Пламя, пламя. Как я хочу взять тебя в руки. Я сижу у входа в древние катакомбы. Туда, по узким каменным коридорам, проходят люди – молиться. Они молятся своим богам. Они молятся... какому Богу?.. А я сижу у входа, и я слепа. Я раздаю приходящим светильники, плошки с горящим жиром. И они берут их в руки и идут во тьму. Берут в руки свет. Мой свет, что я даю им.
Рядом со мной много таких горящих светильников, не один. И я нашариваю их пальцами, и обжигаю себе пальцы, и улыбаюсь. Люди, чтобы узнать истину, должны обжечь себе пальцы. Я, чтобы узнать истину, должна была быть убита.
Но я воскресла. Золотая маска, помоги мне! Помоги мне умереть! В последний раз...
И за дверью послышался стук. Стук сапог о паркет.
Она повернула лицо от горящего светильника. Маски, освещенные ровным пламенем, лежали перед ней на черных подушечках.
В дверь вошли. Когда карлик выходил, она не встала, не закрыла за ним дверь на защелку.
В дверь вошли чужие – она поняла это, услышала. Она не испугалась.
– Кто вы такие?.. что вам здесь надо?..
Вошедшие молчали. Она услышала скрип стульев. Они садились.
– А ничего рубашечка, вся в кружевах, стильная, – раздался незнакомый ей голос. – Черт знает какой прикид. Черт знает какой дом. Домина. Такой и должен быть, по идее, у знаменитого Козаченко. Гляди, как мы отлично попали. Товар-то лежит лицом.
Если бы она могла их видеть, она увидела бы, что их вошло трое. Все они были коротко, под машинку, пострижены, как призывники – это была модная стрижка, стрижка нового века. Они сели вокруг нее, взяв ее в кольцо. Она слышала их дыханья со всех сторон. Если бы она могла видеть их глаза, она увидела бы: все глаза одинаково холодны и насмешливы. Это насмешка была такая: вот в античном цирке на арене человека убивают копьем, загрызают его дикие звери, – а они, трое, среди публики бы сидели и смеялись. Светлая стрижка, светлые прозрачные глаза. Свет светильника освещал модные часы у них на сытых запястьях. Она раздула ноздри и уловила запах модных, дорогих мужских духов. О, быть может, это друзья Кирилла. И голоса у них молодые. Про какой товар они говорят?!
– Сидеть тихо, красотка кабаре. Не двигаться! Шевельнешься – пеняй на себя!
– Ты что, окстись, Ефа, не видишь, она же – слепая...
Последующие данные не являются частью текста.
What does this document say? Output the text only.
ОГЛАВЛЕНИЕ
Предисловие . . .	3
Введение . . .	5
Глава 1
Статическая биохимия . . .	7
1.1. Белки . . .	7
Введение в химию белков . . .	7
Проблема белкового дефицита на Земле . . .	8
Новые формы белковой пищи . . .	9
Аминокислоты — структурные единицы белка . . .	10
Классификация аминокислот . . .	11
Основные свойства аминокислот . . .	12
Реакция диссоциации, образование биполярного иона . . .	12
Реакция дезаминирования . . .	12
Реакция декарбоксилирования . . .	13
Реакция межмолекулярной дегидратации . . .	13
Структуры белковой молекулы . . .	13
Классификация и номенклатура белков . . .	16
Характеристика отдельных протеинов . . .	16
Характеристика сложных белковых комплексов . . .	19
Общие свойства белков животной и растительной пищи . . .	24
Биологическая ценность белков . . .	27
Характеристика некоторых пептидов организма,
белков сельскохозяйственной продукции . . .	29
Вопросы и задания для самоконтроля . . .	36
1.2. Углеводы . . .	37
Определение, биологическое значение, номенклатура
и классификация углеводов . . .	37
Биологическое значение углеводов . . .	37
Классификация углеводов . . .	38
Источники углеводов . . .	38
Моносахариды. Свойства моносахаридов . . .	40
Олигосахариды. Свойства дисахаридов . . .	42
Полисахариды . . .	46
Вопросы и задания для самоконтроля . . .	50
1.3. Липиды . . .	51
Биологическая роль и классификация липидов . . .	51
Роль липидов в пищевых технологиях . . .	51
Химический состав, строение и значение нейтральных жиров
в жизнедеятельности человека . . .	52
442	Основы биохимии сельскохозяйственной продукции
– Кто вы?! – крикнула она.
В тишине раздался смешок. Если бы она могла видеть, она бы увидела, что смеялся тот, что был дородней всех, тот, что сидел прямо напротив нее. Он немного похохотал и бросил.
– Тебе необязательно это знать, красотка. Мы пришли, чтобы доделать недоделанное.
И ее душа будто выпорхнула, как птица, из тела.
Она увидела сверху себя и всех троих. Она поняла – это те, кто пришел убить ее. Те, кто не добил тогда там, в машине, ее и Кирилла.
– Здравствуй, смерть, – сказала она, улыбаясь, и губы ее задрожали.
– Понятливая! – хохотнул уже другой, тот, что сидел от нее слева.
– Начинай, – сказал голос справа.
– Я не могу... она такая нежная, ха-ха... и не видит ничего...
– Дурак, не видит, это же хорошо!.. тебе не будет так стыдно...
Она встала с кресла. Ночная сорочка упала до полу. В вырезе сорочки они видели ее грудь. Она медленно протянула руку и взяла со стола древний светильник. Пламя озарило ее лицо снизу.
– Кирилла... вы уже убили?..
– И горничную твою, суку, и этого... уродца...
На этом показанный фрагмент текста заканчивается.